In his own words
“Exactly so — I applied that very principle at New Vaal Colliery and turned an old fleet of 120,000-hour-plus Hitachi haul trucks around within six months, to a fleet reliability of 90%-plus.”
Steve Möller — Divisional Engineer who managed Koingnaas during the 2000 turnaround (the author reported to him); later Senior Engineering Manager; now retired. Quoted with his agreement.
Why this case matters
The easy explanation for an unreliable fleet is age — and the easy answer is capital. New Vaal proves the harder, cheaper truth: a fleet with 120,000-plus hours on the clock reached 90%-plus reliability with no replacement programme, because the constraint was never the iron. It was the system around the iron.
This is the same principle proven at Koingnaas: identify the correct work, plan it, execute it with precision, and make the work visible so the team holds itself to it. Applied to a mobile fleet instead of a fixed plant, the method translated directly — disciplined work management, precision maintenance, and visual control of what is due, what is done, and what is overdue.
The principle that travelled
- The correct work, identified. Effort concentrated on the failure modes that actually stopped trucks — not on maintaining everything equally.
- Planned and executed with precision. Maintenance done properly, once — with protected windows to do it right — beats paying repeatedly for rushed repairs.

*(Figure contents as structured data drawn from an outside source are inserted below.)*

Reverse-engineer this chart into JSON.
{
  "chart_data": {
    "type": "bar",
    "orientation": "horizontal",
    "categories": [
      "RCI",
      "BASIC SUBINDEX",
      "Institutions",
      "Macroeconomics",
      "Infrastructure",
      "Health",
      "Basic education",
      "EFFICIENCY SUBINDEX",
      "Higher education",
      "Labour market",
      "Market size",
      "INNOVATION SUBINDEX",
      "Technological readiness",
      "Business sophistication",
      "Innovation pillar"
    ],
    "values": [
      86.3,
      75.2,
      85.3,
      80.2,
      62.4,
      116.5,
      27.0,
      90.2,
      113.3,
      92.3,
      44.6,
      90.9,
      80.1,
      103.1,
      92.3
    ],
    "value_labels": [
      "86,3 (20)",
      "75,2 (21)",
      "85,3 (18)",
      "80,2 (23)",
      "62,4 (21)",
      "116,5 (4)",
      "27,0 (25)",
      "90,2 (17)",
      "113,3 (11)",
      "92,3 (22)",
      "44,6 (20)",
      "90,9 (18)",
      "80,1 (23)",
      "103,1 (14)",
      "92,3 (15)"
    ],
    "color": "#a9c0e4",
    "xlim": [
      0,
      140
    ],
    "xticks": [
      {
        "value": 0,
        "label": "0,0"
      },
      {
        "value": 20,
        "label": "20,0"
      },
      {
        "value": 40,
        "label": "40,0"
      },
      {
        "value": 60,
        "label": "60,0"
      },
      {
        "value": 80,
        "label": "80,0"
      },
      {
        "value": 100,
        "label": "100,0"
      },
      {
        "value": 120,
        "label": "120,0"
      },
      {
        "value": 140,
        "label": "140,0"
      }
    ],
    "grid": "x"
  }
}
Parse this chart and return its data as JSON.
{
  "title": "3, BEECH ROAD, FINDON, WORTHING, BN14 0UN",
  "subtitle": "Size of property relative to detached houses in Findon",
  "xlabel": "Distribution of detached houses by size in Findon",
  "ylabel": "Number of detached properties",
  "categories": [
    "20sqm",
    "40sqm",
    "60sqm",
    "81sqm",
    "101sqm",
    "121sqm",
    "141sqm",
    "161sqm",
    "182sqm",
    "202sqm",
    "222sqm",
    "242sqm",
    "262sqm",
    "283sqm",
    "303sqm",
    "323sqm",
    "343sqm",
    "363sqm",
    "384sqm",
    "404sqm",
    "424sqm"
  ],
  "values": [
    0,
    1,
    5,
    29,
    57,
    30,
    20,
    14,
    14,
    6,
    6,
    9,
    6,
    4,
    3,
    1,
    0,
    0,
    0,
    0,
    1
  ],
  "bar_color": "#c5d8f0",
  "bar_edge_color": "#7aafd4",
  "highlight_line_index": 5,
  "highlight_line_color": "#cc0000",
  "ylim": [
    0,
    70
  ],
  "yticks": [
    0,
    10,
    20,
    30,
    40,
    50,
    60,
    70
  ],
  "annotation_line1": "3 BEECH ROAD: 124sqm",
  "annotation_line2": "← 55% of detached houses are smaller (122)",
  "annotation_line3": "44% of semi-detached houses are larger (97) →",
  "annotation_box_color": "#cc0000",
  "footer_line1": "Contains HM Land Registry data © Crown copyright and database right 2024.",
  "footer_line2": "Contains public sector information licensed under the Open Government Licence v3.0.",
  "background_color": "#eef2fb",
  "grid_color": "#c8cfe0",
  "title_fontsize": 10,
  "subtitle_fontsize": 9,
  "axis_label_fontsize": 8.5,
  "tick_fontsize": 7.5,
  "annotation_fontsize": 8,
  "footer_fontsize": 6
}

- Made visible. Work status visible to the whole team produces what no report can: peer pressure, ownership, and pride when the day’s tags are turned.
The lesson
Reliability is a question of system, not budget or technology. An old fleet run on a disciplined system will outperform a new fleet run reactively — and it will do it within months, not years. That is as true for haul trucks as it is for a fixed plant, which is exactly the point: the Practical Asset Management Framework is asset-agnostic, because it manages the work, not just the machine.